EN

Redshift

Tim Schneider

 

redshift paysage

Redshift est une installation vidéo interactive qui invite les visiteur·euse·s à découvrir le monde tel qu'il apparaît en lumière infrarouge (IR). Présentée sous forme de polyptyque sur un nombre variable d'écrans, l'œuvre met en scène des paires de paysages naturels et urbains enregistrés simultanément dans le spectre visible (~380 – 750 nm) et dans le proche infrarouge (~750 – 1400 nm). Les deux vidéos de chaque paire se fondent l'une dans l'autre, le taux de fusion variant en fonction de la distance de visionnage : lorsqu'un·e visiteur·euse se tient loin de l'écran, seule l'image IR est visible. À mesure qu'il s'en approche, l'image se transforme progressivement en la vidéo correspondante en lumière visible. S'éloigner inverse la transformation. Cet effet de changement de couleur, lié à la position et au mouvement relatifs entre l'observateur·ice et l'objet observé, est décrit par le concept physique qui donne son nom à l'installation : le décalage vers le rouge (redshift en anglais). En astrophysique et en cosmologie, le décalage vers le rouge désigne le phénomène par lequel la lumière (ou tout rayonnement électromagnétique) se déplace vers des longueurs d'onde plus grandes. Dans le spectre visible, les longueurs d'onde les plus grandes correspondent au rouge – d'où le nom.

 

installation redshift

L'œuvre illustre une idée philosophique sur la nature de la perception : notre compréhension des objets n'est pas fixe, mais conditionnée par notre relation à eux, et potentiellement enrichie lorsque nous commençons à nous déplacer et à explorer l'espace dans lequel nous les trouvons.

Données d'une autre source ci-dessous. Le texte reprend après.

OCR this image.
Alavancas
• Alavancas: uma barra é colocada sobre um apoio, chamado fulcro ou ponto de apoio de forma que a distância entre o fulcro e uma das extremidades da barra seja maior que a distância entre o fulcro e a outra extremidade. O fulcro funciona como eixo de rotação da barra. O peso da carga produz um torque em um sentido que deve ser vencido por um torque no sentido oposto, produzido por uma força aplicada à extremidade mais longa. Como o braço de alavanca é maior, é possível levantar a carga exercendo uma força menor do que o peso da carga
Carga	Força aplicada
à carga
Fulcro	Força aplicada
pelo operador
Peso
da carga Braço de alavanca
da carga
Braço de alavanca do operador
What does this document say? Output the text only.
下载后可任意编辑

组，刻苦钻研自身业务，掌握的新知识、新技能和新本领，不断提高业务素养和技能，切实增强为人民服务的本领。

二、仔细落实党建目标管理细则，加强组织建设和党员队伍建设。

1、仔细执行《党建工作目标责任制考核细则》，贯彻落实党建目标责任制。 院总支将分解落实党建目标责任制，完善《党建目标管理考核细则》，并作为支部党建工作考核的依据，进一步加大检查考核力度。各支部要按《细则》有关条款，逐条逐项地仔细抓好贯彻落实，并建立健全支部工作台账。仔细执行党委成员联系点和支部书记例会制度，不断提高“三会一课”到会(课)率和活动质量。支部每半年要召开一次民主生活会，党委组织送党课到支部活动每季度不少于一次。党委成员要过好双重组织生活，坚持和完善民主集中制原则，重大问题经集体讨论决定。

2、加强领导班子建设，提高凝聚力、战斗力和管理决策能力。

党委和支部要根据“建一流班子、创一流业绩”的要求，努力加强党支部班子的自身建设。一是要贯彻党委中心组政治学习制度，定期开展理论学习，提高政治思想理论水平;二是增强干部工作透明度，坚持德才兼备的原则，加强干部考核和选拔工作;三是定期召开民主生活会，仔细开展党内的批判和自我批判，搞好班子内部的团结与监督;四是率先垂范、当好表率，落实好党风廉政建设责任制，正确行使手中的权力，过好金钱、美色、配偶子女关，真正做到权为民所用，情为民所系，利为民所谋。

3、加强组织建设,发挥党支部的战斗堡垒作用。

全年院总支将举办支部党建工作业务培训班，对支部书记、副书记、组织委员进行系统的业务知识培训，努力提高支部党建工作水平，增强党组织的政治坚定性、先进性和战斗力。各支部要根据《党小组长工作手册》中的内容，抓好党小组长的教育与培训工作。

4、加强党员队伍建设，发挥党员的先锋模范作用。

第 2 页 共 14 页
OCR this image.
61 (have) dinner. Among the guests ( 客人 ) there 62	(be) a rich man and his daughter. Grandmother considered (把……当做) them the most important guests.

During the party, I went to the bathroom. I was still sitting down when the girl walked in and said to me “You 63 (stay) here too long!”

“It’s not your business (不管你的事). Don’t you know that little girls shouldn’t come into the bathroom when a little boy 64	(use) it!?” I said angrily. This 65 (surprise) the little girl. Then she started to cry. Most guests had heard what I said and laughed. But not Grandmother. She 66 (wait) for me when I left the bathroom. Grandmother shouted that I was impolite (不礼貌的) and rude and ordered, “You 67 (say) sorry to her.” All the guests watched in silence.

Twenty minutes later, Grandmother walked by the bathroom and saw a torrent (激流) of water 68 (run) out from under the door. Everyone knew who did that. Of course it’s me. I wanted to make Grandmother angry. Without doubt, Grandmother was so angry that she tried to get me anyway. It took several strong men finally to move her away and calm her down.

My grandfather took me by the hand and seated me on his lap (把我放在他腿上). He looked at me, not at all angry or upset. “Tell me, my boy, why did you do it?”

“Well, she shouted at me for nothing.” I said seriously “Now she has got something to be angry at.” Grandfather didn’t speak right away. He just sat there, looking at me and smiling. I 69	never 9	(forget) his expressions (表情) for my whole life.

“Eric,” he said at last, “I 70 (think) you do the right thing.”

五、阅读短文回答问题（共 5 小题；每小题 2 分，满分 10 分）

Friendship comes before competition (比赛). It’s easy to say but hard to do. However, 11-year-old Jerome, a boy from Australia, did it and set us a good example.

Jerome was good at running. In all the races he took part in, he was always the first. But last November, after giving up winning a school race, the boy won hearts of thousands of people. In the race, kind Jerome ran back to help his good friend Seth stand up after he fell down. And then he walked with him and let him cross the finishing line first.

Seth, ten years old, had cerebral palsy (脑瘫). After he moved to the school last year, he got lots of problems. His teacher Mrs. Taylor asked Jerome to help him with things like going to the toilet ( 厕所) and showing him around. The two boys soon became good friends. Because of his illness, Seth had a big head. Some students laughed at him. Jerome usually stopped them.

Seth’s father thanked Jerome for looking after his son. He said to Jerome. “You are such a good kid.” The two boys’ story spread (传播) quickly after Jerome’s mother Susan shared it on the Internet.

Redshift cherche également à explorer la question de la manière dont on peut intégrer le point de vue (subjectif et spatialement situé) des spectateur·ice·s dans une œuvre vidéo habituellement statique. Si nos yeux humains ne nous permettent pas de voir l'infrarouge, la technologie – comme les simples capteurs photographiques – peut nous donner accès à ce monde, révélant des plantes aux lueurs mystérieuses, des nuages éthérés et une palette de couleurs lumineuse et étrangère. Aucune des vidéos – ni celle en lumière visible, ni celle en infrarouge – n'a été retouchée en post-production. Les couleurs ont été déterminées par l'algorithme de balance des blancs automatique de chaque caméra.

 

redshift facade

Le point de départ conceptuel de Redshift est une expérience de pensée : que se passerait-il si le ciel reculait ? Dans un tel scénario, la lumière visible se déplacerait vers le rouge, et même au-delà, dans le spectre infrarouge, imperceptible à l'œil humain nu. Le décalage vers le rouge est un phénomène relativiste et, de ce fait, imperceptible dans l'expérience quotidienne. L'équivalent courant le plus proche est l'effet Doppler acoustique : le changement familier de hauteur apparente de la sirène d'une ambulance qui passe. La hauteur « réelle » de la sirène – telle qu'elle serait perçue par quelqu'un se déplaçant à la même vitesse – diffère de celle qu'entend tout auditeur immobile. L'installation pose une question analogue sur la vision: quelle est la couleur ou l'apparence « réelle » d'un paysage ? Dans Redshift, la réponse dépend irréductiblement de la position des spectateur·ice·s.

 

 

Tim Schneider

Tim Schneider a été formé à la physique des hautes énergies et est titulaire d'un doctorat en radiothérapie et hadronthérapie. Ayant évolué vers le domaine de l'art-science, ses recherches à l'Université Paris-Saclay sont maintenant centrées sur les installations immersives dans des espaces ouverts et sur l'étude de nouvelles approches pour les systèmes de suivi des personnes et des mouvements. En outre, il est membre du collectif Le sas où il travaille principalement sur la création et le développement d'œuvres et d'expériences d'art numérique interactives.